By John Martin
English cathedrals would be in fine shape if the sole measure were the numbers of people worshiping within them. Half of them, however, face acute financial challenges, and Archbishop Justin Welby has warned against believing they are too big to fail.
Cathedral deans are meeting in London in the last week of April amid talk of cash crises and out-of-control costs. A cathedral “could get into a situation so desperate that there is no obvious solution,” said the Rt. Rev. Adrian Newman, Bishop of Stepney and former Dean of Rochester, in The Guardian.
Newman, who leads a new national working group to investigate the running and financing of cathedrals, said his “finger-in-the-wind estimate” is that nearly half of cathedrals face stern financial challenges.
A new cloud on the horizon is an expectation of greatly reduced government funding for cathedral maintenance through the Heritage Lottery Fund.
In recent months, stories have emerged of individual cathedrals in trouble.

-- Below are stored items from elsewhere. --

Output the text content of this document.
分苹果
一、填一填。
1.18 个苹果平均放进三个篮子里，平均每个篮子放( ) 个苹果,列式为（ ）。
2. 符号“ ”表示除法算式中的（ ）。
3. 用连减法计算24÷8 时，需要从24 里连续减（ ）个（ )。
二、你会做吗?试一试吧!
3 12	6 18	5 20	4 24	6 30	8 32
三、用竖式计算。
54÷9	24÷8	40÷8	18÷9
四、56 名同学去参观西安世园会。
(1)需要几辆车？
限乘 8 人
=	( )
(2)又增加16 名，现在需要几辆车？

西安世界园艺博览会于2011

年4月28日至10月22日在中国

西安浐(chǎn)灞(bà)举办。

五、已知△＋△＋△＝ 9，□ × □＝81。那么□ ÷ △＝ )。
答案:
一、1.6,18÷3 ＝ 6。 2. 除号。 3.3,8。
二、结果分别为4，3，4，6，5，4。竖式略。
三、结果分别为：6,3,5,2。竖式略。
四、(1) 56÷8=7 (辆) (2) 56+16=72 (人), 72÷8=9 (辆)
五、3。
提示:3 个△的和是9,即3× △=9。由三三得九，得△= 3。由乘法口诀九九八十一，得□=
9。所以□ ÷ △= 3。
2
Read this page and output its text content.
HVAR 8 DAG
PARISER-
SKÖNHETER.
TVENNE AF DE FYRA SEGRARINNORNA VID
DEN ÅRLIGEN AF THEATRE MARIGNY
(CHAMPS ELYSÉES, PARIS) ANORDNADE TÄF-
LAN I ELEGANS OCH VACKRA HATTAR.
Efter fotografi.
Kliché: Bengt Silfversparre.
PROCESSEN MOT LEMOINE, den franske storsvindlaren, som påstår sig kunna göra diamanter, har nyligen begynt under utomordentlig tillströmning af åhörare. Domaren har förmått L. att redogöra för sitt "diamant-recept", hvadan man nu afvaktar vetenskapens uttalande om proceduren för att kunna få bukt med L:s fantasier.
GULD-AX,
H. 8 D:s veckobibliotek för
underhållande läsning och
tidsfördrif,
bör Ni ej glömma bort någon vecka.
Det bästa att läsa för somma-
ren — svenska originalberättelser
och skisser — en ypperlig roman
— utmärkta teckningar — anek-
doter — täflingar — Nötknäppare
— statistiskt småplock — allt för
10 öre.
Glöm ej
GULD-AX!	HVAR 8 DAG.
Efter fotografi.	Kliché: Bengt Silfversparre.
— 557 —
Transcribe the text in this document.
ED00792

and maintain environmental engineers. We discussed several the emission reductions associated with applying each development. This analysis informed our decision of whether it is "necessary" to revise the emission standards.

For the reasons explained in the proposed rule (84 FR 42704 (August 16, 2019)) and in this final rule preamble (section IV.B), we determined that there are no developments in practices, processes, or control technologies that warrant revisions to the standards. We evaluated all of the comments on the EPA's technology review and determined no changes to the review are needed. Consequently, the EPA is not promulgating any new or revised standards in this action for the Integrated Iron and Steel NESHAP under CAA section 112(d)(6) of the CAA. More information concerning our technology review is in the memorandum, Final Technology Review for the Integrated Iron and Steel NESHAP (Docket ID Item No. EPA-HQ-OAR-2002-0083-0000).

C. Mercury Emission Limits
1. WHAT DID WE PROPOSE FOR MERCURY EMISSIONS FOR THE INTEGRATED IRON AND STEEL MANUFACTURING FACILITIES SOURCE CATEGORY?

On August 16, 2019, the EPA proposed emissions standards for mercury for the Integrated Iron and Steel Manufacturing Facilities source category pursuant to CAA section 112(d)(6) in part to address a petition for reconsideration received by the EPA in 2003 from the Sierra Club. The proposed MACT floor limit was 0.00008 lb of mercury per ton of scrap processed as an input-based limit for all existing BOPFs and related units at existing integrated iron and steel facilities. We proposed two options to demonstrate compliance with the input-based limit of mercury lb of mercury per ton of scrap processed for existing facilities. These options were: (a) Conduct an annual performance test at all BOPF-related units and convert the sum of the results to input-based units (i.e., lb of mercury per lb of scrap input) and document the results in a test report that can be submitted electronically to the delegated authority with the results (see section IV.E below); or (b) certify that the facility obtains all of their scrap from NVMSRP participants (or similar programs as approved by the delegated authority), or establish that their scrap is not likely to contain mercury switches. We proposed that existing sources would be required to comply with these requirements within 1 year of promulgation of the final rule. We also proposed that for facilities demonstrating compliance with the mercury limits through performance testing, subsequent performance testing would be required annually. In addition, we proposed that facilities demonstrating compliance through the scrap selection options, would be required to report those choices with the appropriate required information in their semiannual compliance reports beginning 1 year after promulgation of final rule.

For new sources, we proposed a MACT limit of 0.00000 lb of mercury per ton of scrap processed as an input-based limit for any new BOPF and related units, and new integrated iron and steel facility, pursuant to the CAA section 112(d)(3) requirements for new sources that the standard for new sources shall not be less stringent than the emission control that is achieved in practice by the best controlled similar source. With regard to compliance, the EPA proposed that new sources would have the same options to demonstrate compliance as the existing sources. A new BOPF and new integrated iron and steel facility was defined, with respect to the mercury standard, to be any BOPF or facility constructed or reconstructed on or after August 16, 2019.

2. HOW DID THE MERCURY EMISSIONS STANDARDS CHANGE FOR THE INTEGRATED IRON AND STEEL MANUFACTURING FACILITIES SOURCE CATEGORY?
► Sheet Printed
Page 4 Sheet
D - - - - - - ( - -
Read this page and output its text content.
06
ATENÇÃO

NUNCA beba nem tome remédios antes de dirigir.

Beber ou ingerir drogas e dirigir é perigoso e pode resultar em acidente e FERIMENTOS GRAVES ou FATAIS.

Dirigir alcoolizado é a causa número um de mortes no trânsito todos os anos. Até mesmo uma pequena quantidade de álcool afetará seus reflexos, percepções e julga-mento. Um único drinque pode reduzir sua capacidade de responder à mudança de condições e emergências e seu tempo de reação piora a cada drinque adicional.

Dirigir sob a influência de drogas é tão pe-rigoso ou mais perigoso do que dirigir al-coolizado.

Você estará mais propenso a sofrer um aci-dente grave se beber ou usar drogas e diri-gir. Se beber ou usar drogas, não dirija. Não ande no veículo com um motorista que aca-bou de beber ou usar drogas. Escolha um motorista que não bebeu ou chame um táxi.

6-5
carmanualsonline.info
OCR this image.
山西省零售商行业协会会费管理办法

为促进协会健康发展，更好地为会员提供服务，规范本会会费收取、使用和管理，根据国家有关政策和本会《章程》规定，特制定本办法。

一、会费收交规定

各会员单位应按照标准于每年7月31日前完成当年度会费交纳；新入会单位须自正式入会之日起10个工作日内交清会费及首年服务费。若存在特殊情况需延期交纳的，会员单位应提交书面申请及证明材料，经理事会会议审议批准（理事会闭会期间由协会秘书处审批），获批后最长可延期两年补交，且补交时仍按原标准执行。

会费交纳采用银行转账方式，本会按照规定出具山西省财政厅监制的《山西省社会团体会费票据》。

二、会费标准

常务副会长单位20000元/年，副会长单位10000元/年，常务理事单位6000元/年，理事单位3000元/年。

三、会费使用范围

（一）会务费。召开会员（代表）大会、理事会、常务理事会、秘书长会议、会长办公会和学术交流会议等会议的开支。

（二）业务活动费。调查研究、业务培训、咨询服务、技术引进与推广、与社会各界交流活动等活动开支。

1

Guilford Cathedral’s plans for a massive house-building project on its grounds suffered a death blow when the Guildford Borough Council vetoed the plan.
The Bishops of Exeter and Peterborough recently intervened because their respective cathedrals were in a parlous financial state. Peterborough had a severe cash flow crisis leading to job redundancies. Intervention by the Bishop of Exeter led to the early retirement of its dean.
There is no national process for funding cathedrals or national rules for running them. Core congregations are often quite small, and those cathedrals that charge entry fees to non-worshiping visitors are generally better off than those that request contributions. But only nine of the 44 charge entrance fees.
Westminster Abbey charges tourist visitors £20. Durham, a historic 900-year-old building, asks £7.50 for the chance to visit a permanent exhibition. Its annual deficit is currently £500,000. The average visitor contributes 35 pence against daily average running costs of £3,500.
“There has never been a time over the past 25 to 30 years when we’ve had so little public money going into cathedrals,” Newman said. “And I think that does need looking at afresh.”
His working group is due to report in December.